In her position with the Houston Astros, Hernández is responsible for their niche marketing program, targeting primarily the Hispanic and African-American markets, as well as helping to secure sponsorships and media buying. She also oversees the Spanish radio and television broadcasts of the games. When attending an Astros game or watching on television, you can bet Hernández has an impact on what you’re seeing and hearing.

“We orchestrate the entire experience for your enjoyment,” Hernández says. “It’s all about putting together constant entertainment.” As anyone who has experienced a game can attest, the Astros team does a great job at doing just that. “Working with the Houston Astros and with Girl Scouts, I’m a part of something bigger than myself; something that brings families together and affects people.”

She and her husband of 16 years, Jorge, also have a new Girl Scout-in-training. They welcomed their daughter, Andrea Victoria, into their lives 18 months ago. “You can rest assured that she will be a Girl Scout,” promises Hernández. Next time you see the Astros on television, on a t-shirt or hear them on the radio, you can say, “I see Green,” thanks in part to Rosi Hernández and Girls Scout Troop #002, San Juan, Puerto Rico.

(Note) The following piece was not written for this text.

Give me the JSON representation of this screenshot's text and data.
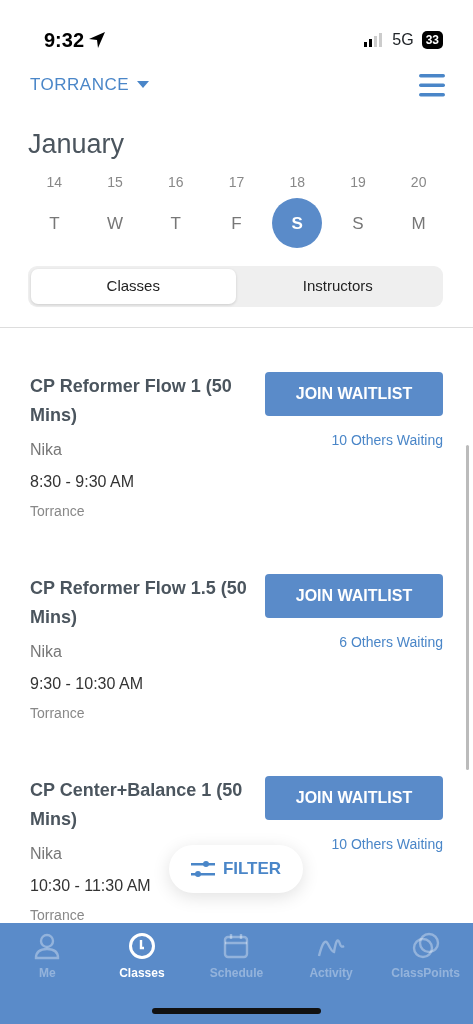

Girl Scouts of the USA is the world's preeminent organization for girls, with a membership of more than 3.7 million girls and adults. Girl Scouting builds girls of courage, confidence, and character, who make the world a better place. Chartered by GSUSA to provide Girl Scouting locally, Girl Scouts of San Jacinto Council is one of the largest Girl Scout councils in the country serving more than 65,000 girl members and 17,000 adults in 26 southeast Texas counties. For more information call 1-800-392-4340 or visit www.gssjc.org.

GSSJC Pluralism Statement
Embracing and promoting pluralism is an integral part of every activity and plan of Girl Scouts of San Jacinto Council, not disconnected or separate projects. Only individuals willing to accept and be educated about the basic tenet that Girl Scouting is for all girls may serve in volunteer leadership or staff positions.